From ranking outside the world’s top 800 Maloney Westgård has made it inside the top 30 in his preferred event, the gruelling 50km freestyle mass start race.
Growing up on a tiny island in Norway with his Irish mum and Norwegian dad he dared to dream of reaching this level, when his peers would no longer see him as some sort of novelty opponent.
“The difference from when I did my first World Cups eight years ago, is unbelievable,”
“Just going into the hotel at races, seeing all the superstars and stuff, it made you feel really tiny, you almost felt out of place.
“When I first started they didn’t know me and if you beat them they were a bit embarrassed. It was like ‘here’s this Maloney guy in the green suit, I must really be having a bad race today’.
“But now it’s like people admire what I do or find it cool that there’s this Norwegian-Irish guy actually up there, competing seriously and getting good results.”

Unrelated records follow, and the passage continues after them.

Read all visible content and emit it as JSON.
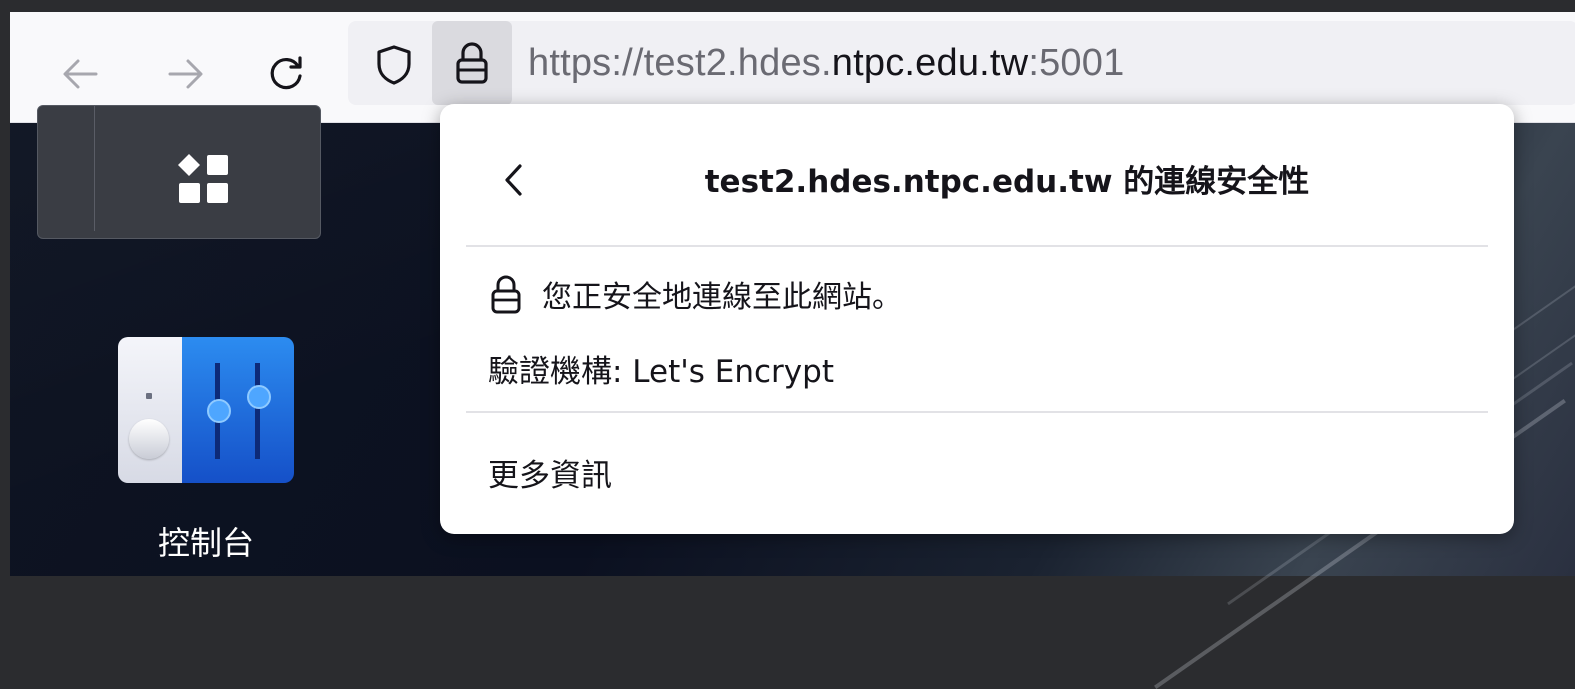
{
  "toolbar": {
    "back_icon": "arrow-left-icon",
    "forward_icon": "arrow-right-icon",
    "reload_icon": "reload-icon",
    "shield_icon": "shield-icon",
    "lock_icon": "lock-icon",
    "url_prefix": "https://test2.hdes.",
    "url_host": "ntpc.edu.tw",
    "url_suffix": ":5001"
  },
  "desktop": {
    "widget_icon": "app-grid-icon",
    "control_panel_icon": "control-panel-icon",
    "control_panel_label": "控制台"
  },
  "popup": {
    "back_icon": "chevron-left-icon",
    "title": "test2.hdes.ntpc.edu.tw 的連線安全性",
    "secure_icon": "lock-icon",
    "secure_text": "您正安全地連線至此網站。",
    "issuer_text": "驗證機構: Let's Encrypt",
    "more_info_label": "更多資訊"
  },
  "colors": {
    "toolbar_bg": "#f9f9fb",
    "urlbar_bg": "#f0f0f4",
    "text_primary": "#15141a",
    "text_muted": "#6a6a72",
    "accent_blue": "#1f6fe0"
  }
}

Team Aker Daehlie is a particularly diverse, international group which includes male, female and para-skiers, coached by Hans Christian Stadheim who has a doctorate in sports science.

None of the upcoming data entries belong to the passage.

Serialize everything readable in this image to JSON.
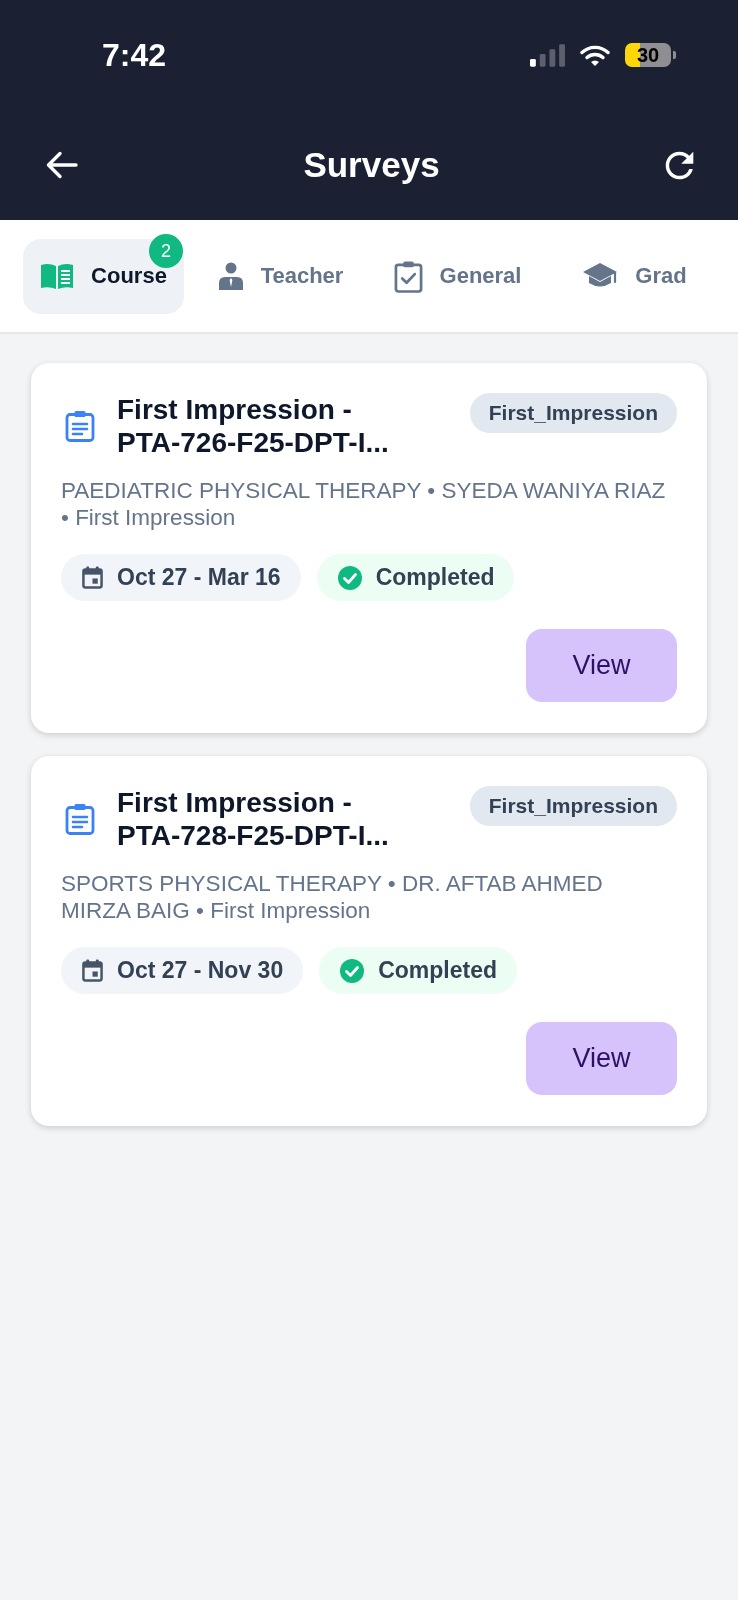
{
  "status_bar": {
    "time": "7:42",
    "battery": "30"
  },
  "header": {
    "title": "Surveys"
  },
  "tabs": [
    {
      "label": "Course",
      "selected": true,
      "badge": "2"
    },
    {
      "label": "Teacher",
      "selected": false
    },
    {
      "label": "General",
      "selected": false
    },
    {
      "label": "Grad",
      "selected": false
    }
  ],
  "surveys": [
    {
      "title": "First Impression - PTA-726-F25-DPT-I...",
      "tag": "First_Impression",
      "details": "PAEDIATRIC PHYSICAL THERAPY • SYEDA WANIYA RIAZ • First Impression",
      "dates": "Oct 27 - Mar 16",
      "status": "Completed",
      "completed": true,
      "action": "View"
    },
    {
      "title": "First Impression - PTA-728-F25-DPT-I...",
      "tag": "First_Impression",
      "details": "SPORTS PHYSICAL THERAPY • DR. AFTAB AHMED MIRZA BAIG • First Impression",
      "dates": "Oct 27 - Nov 30",
      "status": "Completed",
      "completed": true,
      "action": "View"
    }
  ]
}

Maloney Westgård’s teammates include some of Norway’s best second tier as well as skiers from Great Britain, Latvia and Andorra and they have bases in Oslo and Trondheim, where Maloney Westgård now lives.
Their motto, appropriately, is ‘beyond’ which they apply to borders, limitations and expectations.

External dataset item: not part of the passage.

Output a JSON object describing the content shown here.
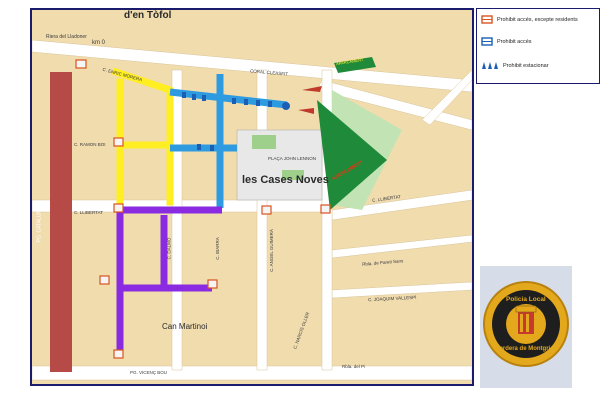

The benefits of joining a pro team are myriad and explain why he has doubled his World Cup points in the last two years.
They do two high altitude training camps a-year, usually in Font Romeu in France, and constantly push their bodies to the limit, using shorter roller-skies to train on roads and large specialist treadmills also when snow is scarce.
They also use enclosed ski tunnels for year-round training on artificial snow, like the one in Torsby, Sweden which is almost 2km long and kept at minus-four degrees.
The appliance of science in training centres, technology and physiology is as much an arms-race in cross-country skiing as it is in elite marathon running and Maloney Westgård is right at the coalface of it.
Finding those marginal gains is a vital part of his continuing progress so he’s delighted to be heading to his third Winter Olympic Games with a grant from the Flogas ‘Make a Difference’ fund which he is using specifically to work on his skis.
His other preoccupation is constantly improving his ‘VO2 max’, the maximum rate of oxygen a body can use during intense exercise.
“I think that is what is stopping me at the moment because I feel like I have the stamina. When others get tired or drop off I can maintain my level but improving my VO2 max, to be able to stay with the incredibly fast starting speed of top races, is where I need to most improve.”
His longest endurance sessions are five to six hours and the further he goes the better he gets.
Maloney Westgård will likely be Ireland’s most experienced athlete at the 2026 Winter Games in Milano-Cortina d’Ampezzo (February 6-22) and it is a leadership role he relishes.
He may have grown up in a country where cross-country skiing is the cultural equivalent of what GAA is in his mother’s native Galway but Ireland’s Winter Olympians, he believes, have a special sauce which helps them to defy the odds.
“My second Games, in Beijing, took place during Covid, so everything was locked down. I know so many athletes from smaller winter sport nations found that hard to cope with because they were isolated before and during it.
“But in Beijing, even though we were a small team, we were a really strong team because we really cared for each other.
“All my Irish teammates came to my event when I got my Olympic personal best of 14th place (in the 15km event) which, back then, felt so out of my league.
“It was an over-performance given how things had been that season and I really believe their support helped me and sharing that experience with them only tightened our bond.
“Most of us do completely different disciplines. I do cross-country, some of my Irish teammates are alpine skiers or snowboarders or do luge or speed skating and we train separately all over the world.
“They hardly know what I’m doing really but they are so invested in it and were so happy for me when I do well. That is so fantastic.
“I really believe that is one of the advantages of competing for a smaller nation, that we are so tight together as teammates and really root for each other. That is very special and anything I can do at Milano-Cortina in February to strengthen Ireland’s great team spirit I will be proud to do.”